Manfred Wagner spricht von einer angenehmen Diskussion mit den rund 20 Besuchern der Informationsveranstaltung. «Das vorgeschlagene Einbahnsystem von Süden her goutieren aber nicht alle gleich.»

Manche Anwohner und Detaillisten befürchten Raserei und Nachteile, wenn die Zufahrt vom Bahnhof her nicht mehr möglich ist. Ein Einbahnsystem sei eine Einschränkung, sagt Marianne Baumer Tanner von Svec Uhren-Bijouterie. Ihr ist es wichtig, dass der Rennweg nicht abgeschnitten wird. Leo Hollenstein vom Café Hollenstein spricht von gemischten Gefühlen.
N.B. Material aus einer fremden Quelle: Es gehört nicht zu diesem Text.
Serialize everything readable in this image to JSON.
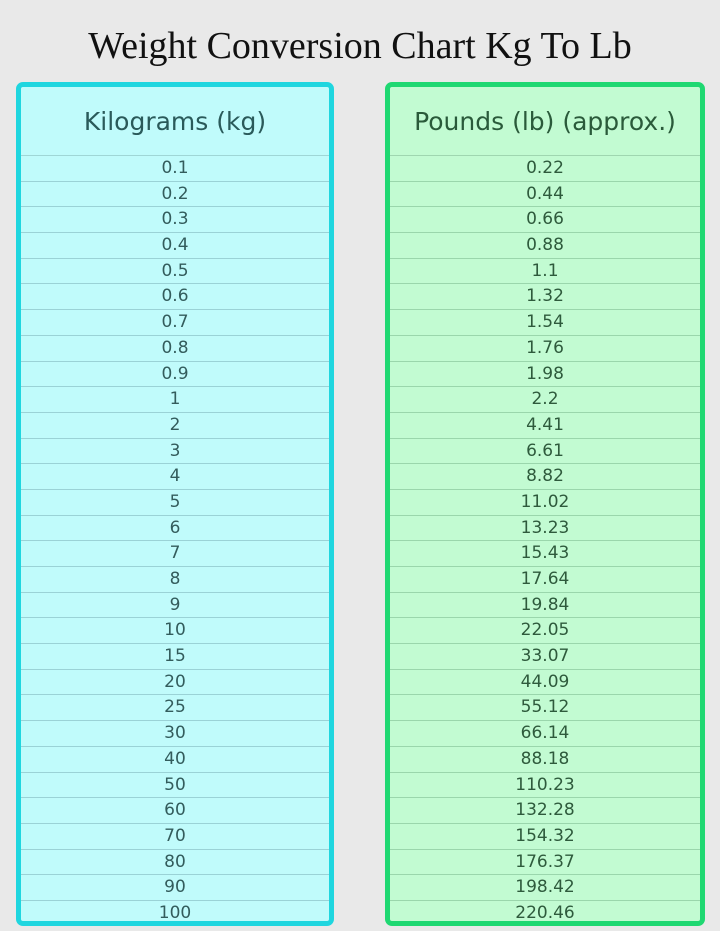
{
  "title": "Weight Conversion Chart Kg To Lb",
  "colors": {
    "kg_border": "#1fd6df",
    "kg_fill": "#c0fbfb",
    "lb_border": "#1fd872",
    "lb_fill": "#c2fbd2"
  },
  "columns": {
    "kg": "Kilograms (kg)",
    "lb": "Pounds (lb) (approx.)"
  },
  "rows": [
    {
      "kg": "0.1",
      "lb": "0.22"
    },
    {
      "kg": "0.2",
      "lb": "0.44"
    },
    {
      "kg": "0.3",
      "lb": "0.66"
    },
    {
      "kg": "0.4",
      "lb": "0.88"
    },
    {
      "kg": "0.5",
      "lb": "1.1"
    },
    {
      "kg": "0.6",
      "lb": "1.32"
    },
    {
      "kg": "0.7",
      "lb": "1.54"
    },
    {
      "kg": "0.8",
      "lb": "1.76"
    },
    {
      "kg": "0.9",
      "lb": "1.98"
    },
    {
      "kg": "1",
      "lb": "2.2"
    },
    {
      "kg": "2",
      "lb": "4.41"
    },
    {
      "kg": "3",
      "lb": "6.61"
    },
    {
      "kg": "4",
      "lb": "8.82"
    },
    {
      "kg": "5",
      "lb": "11.02"
    },
    {
      "kg": "6",
      "lb": "13.23"
    },
    {
      "kg": "7",
      "lb": "15.43"
    },
    {
      "kg": "8",
      "lb": "17.64"
    },
    {
      "kg": "9",
      "lb": "19.84"
    },
    {
      "kg": "10",
      "lb": "22.05"
    },
    {
      "kg": "15",
      "lb": "33.07"
    },
    {
      "kg": "20",
      "lb": "44.09"
    },
    {
      "kg": "25",
      "lb": "55.12"
    },
    {
      "kg": "30",
      "lb": "66.14"
    },
    {
      "kg": "40",
      "lb": "88.18"
    },
    {
      "kg": "50",
      "lb": "110.23"
    },
    {
      "kg": "60",
      "lb": "132.28"
    },
    {
      "kg": "70",
      "lb": "154.32"
    },
    {
      "kg": "80",
      "lb": "176.37"
    },
    {
      "kg": "90",
      "lb": "198.42"
    },
    {
      "kg": "100",
      "lb": "220.46"
    }
  ]
}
Beim Kreuzen werde es heute tatsächlich sehr eng, handkehrum gehe im Falle eines Einbahnsystems der direkte Anschluss vom Bahnhof verloren.

«Rennweg wird sicher saniert»

Positiv äussern sich beide Rennweg-Detaillisten zum Vorschlag der Stadt, vor den eigentlichen baulichen Massnahmen eine Versuchsphase zu starten. Vor der Informationsveranstaltung sei eine gleichzeitige öffentliche Planauflage von Bahnhofstrasse und Rennweg geplant gewesen, auf diese Kupplung verzichte man nun, sagt Manfred Wagner. Er hält zur Freude der Detaillisten aber fest: «Der Rennweg wird sicher saniert.»
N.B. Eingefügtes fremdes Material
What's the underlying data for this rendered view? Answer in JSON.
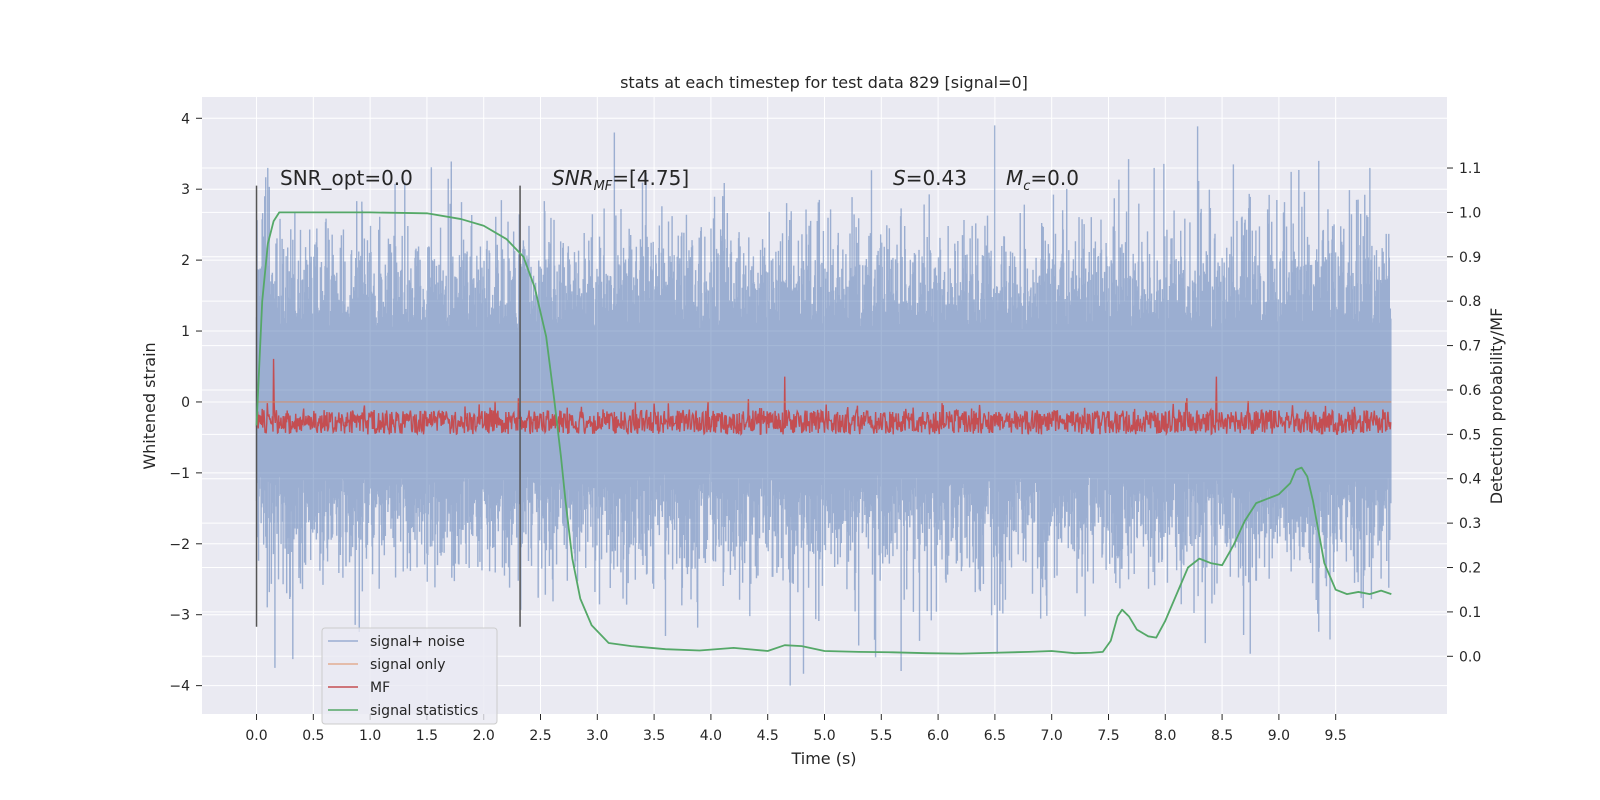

Ende 2014 oder Anfang 2015 dürfte es laut dem Bauverwalter so weit sein. Die rund einjährige Versuchsphase mit Einbahnverkehr dürfte im Frühling 2013 starten, wenn der erste Teil der Bahnhofstrasse bis Höhe Winkelriedstrasse fertig ist. Sie werde dann ihre Kunden befragen, was sie von der neuen Verkehrsregelung halten, kündigt Marianne Baumer an.

Der Amriswiler Stadtrat hält ein Einbahnsystem auf dem Rennweg für vertretbar. Er verweist in einer Mitteilung darauf, dass für die Fahrt in die Gegenrichtung die Dianastrasse zur Verfügung stehe, welche nur einen geringen Umweg bedeute.